Pages

July 12, 2009

Introduction to Practical Animal Breeding

Clive Dalton's latest1980 Practical Animal Breeding textbook - is devoted to providing a pragmatic person's guide to the sciences of animal breeding, genetics, population genetics, basic biology and Mendelism, with examples and case studies of their application in agriculture, farming, animal production, and livestock improvement.

Detailed information is provided on the practical application of scientific theories for breeding and selection decisions, breeding methods, breeding practice, breeds, breed structure; with a focus on cattle, sheep, pigs, and poultry.


As a student in the early 1950s at King’s College, University of Durham in Newcastle upon Tyne in the UK, I developed a great interest in animal breeding.  Those were the days of text books which we students revered, and they were relevant for decades.

I also worshipped my Kiwi Prof,  M.M (Mac) Cooper who did more for practical animal breeding in UK than anyone before or since.   After my PhD in sheep breeding in North Wales, I went on to teach animal production at Leeds University and do breeding research with laboratory mice. Farm animals were not available which had many advantages in terms of quick turnover of generations.

So by this stage I had seen every textbook on the subject and had ‘tried’ to read them all. They would have made a stack about a metre high and the vast majority of them although editorial masterpieces were terrible to read.

They all started off saying the book was designed for students, and some would even add farmers to the intended audience.  All went well for the first chapter or maybe two, until you hit Mendel and his peas.
Then soon after this, you hit algebra and calculus, and that was the end for most folk who were desperate to know what to do after you had the sheep into the pens, or the cows in the yard. Then what?

How did you sort out the best ones for breeding and the worst for culling?  Students rarely got to this point, and even if they did, they were so switched off by Mendel and algebra that they gave it all away.

Lecturers killed animal breeding for most students.  Having suffered the pain of listening to hours of this as a student, and being very conscious of the pain I inflicted on my students when covering the syllabus to get them to pass exams, frustration motivated me to try to keep things simple.

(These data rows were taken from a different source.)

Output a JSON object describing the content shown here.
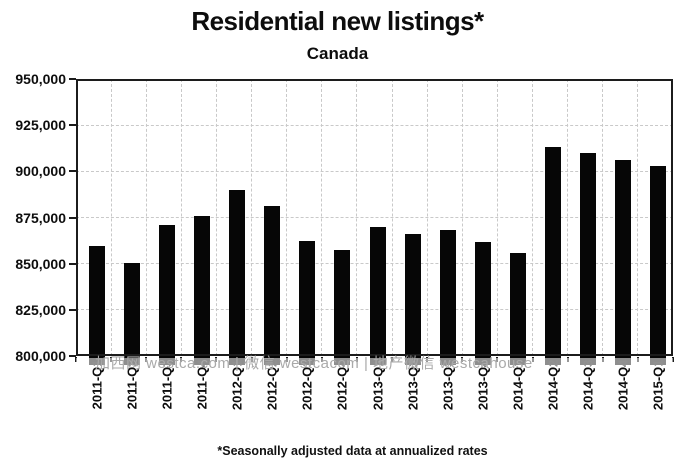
{
  "header": {
    "title": "Residential new listings*",
    "subtitle": "Canada"
  },
  "footnote": "*Seasonally adjusted data at annualized rates",
  "watermark": "加西网 westca.com | 微信 westcacom | 地产微信 westcahouse",
  "colors": {
    "bar": "#060606",
    "axis": "#1c1c1c",
    "gridline": "#c9c9c9",
    "watermark": "#a9a9a9",
    "background": "#ffffff",
    "text": "#0d0d0d"
  },
  "chart_data": {
    "type": "bar",
    "title": "Residential new listings*",
    "subtitle": "Canada",
    "xlabel": "",
    "ylabel": "",
    "categories": [
      "2011-Q1",
      "2011-Q2",
      "2011-Q3",
      "2011-Q4",
      "2012-Q1",
      "2012-Q2",
      "2012-Q3",
      "2012-Q4",
      "2013-Q1",
      "2013-Q2",
      "2013-Q3",
      "2013-Q4",
      "2014-Q1",
      "2014-Q2",
      "2014-Q3",
      "2014-Q4",
      "2015-Q1"
    ],
    "values": [
      859500,
      850500,
      871000,
      876000,
      890000,
      881000,
      862500,
      857500,
      870000,
      866000,
      868000,
      862000,
      856000,
      913000,
      910000,
      906000,
      903000
    ],
    "ylim": [
      800000,
      950000
    ],
    "ytick_interval": 25000,
    "ytick_labels": [
      "950,000",
      "925,000",
      "900,000",
      "875,000",
      "850,000",
      "825,000",
      "800,000"
    ],
    "grid": "horizontal and vertical, dashed",
    "legend_position": "none",
    "annotation": "*Seasonally adjusted data at annualized rates"
  }
}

When I moved into animal breeding research in New Zealand, I really enjoyed the relief of not having to bore students to death any more with genetics and animal breeding.  It was over - so I thought.

Then as our research developed, we had regular groups of farmers and university students coming to the research station to see what was going on, and asking not just the ‘what’ questions, but the more important ‘why’ ones too.

We initiated large scale breeding schemes with 280,000 sheep and 16,000 beef cattle where the staff involved wanted to know the background theory to the programmes.

So I was back in the business of explaining genetics and animal breeding all over again - but this time, the ‘students’ couldn’t get enough of the subject, and drove us to exhaustion with their searching questions.  It was an incredibly rewarding time.

So this book really came from those years. It was written in 1980 and a lot has changed since them in the high-tech end of genetics, and with computers having so much more power to analyse massive amounts of field data.  But not much has changed down at the sheep and cattle yards where we are still looking for the best stock, and deciding what  to mate them to, to bring about improvement.  The book became a recognised text book in English speaking countries and was translated into Japanese and Spanish.